In the case of the 1914 you have a lower 151,000 mintage yet about the same MS-60 price as the 1912 and 1913 but a higher MS-65 listing of $9,850, with a PCGS total of 34, while the NGC total is 41.
The 1915, while not low mintage, is slightly lower than the 1912 and 1913 at 351,075 yet it is much higher than the 1914 mintage. You can hardly tell the 1914 and 1915 apart in uncirculated prices. The 1915 is $50 less in MS-60 at $2,350 and an identical $9,850 in MS-65.
Demand for gold eagles back at the time was every bit as uncertain as supplies of those coins today. World War I economic conditions interrupted production. After 1915, the next Indian Head gold eagle mintage at Philadelphia would not take place until 1926. That reflected the fact that in the East gold coins were used less than in California where San Francisco had mintages in 1916 and 1920.
When Philadelphia returned to production, the 1926 mintage was 1,014,000, which may very well have been a total designed to provide for adequate supplies for years. Certainly with the large mintage, the 1926 is available today with even an MS-65 at $7,450.
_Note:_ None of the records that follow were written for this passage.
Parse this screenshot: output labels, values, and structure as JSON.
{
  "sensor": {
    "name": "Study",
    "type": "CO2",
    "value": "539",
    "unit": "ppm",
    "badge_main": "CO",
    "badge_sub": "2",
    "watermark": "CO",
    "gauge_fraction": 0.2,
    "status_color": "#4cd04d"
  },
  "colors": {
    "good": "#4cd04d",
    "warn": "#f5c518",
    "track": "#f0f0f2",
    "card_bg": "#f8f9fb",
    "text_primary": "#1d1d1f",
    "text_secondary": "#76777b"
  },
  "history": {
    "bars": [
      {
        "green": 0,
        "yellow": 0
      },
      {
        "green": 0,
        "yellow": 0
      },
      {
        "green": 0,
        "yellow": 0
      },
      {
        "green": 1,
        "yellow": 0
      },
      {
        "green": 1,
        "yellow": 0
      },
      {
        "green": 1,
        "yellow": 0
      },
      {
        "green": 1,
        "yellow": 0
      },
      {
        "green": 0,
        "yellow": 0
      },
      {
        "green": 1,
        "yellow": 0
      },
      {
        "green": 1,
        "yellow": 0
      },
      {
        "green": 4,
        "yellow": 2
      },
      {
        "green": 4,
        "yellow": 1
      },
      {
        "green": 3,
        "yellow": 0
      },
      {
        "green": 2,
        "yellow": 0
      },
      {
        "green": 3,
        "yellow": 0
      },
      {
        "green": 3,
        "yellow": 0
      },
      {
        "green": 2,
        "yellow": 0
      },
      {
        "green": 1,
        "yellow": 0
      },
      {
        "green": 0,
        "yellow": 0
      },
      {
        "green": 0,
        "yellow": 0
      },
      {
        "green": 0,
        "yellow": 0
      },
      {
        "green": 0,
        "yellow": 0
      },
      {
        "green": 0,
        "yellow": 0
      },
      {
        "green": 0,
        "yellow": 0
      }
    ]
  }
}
The enormous 1932 mintage of 4,463,000 is actually easier to explain. There was a run on gold at the time as some panicked Americans turned their Gold Certificates and other notes into gold coins fearing the worst after the stock market crashed.
They were actually fairly astute as things were going to get very bad, but with the large mintage to meet that demand the 1932 is relatively available today. Certainly large numbers were melted, but the 1932 was the likely date to end up in the many small hoards of the period.
The supply of the 1932 today is better than virtually any other date as is seen by the low $695 MS-60 price with a $7,500 MS-65. In MS-65 or better PCGS reports over 650 examples, while the NGC total is over 1,650, making the 1932 easily the most available MS-65 Indian Head gold eagle.
The final Indian Head gold eagle, the 1933, was the opposite extreme. The 1933 had a listed mintage of 312,500, but we know that very few got out with the rest being in the vaults when the Gold Recall Order of 1933 was issued. That meant virtually the entire mintage was destroyed. In the case of the Indian Head 1933 eagle, however, unlike the Saint-Gaudens double eagle, the government has never contested the fact that some did actually get released, making them legal to own.
Interestingly, however, there has basically never been any indication that the 1933 eagle actually saw much circulation. It is priced at $110,000 in VF-20, but the best guess is no one ever has or ever will see a VF-20. They did not circulate long enough to even get close to VF-20.
The MS-60 price of $185,000 is actually about as low as they go in terms of grade with an MS-65 currently listed at $650,000. At PCGS the lowest example ever graded out of 23 seen was an MS-62, with the MS-65 or better total at six. At NGC they have graded 10 examples with none below MS-63.
That combined total of 33 pieces speaks for itself as the 1933 is clearly a significant rarity and by far the key date to an Indian Head gold eagle collection. Of course even at its high prices, it is still far less than the one legal 1933 Saint-Gaudens double eagle, so if you want a 1933 U.S. gold coin, the Indian Head gold eagle is your best option.
While you may not be able to afford the 1933, the fact is that Indian Head gold eagles are a possible collection for many. They are a fascinating group and if you want a Saint-Gaudens gold coin collection, they are the perfect choice.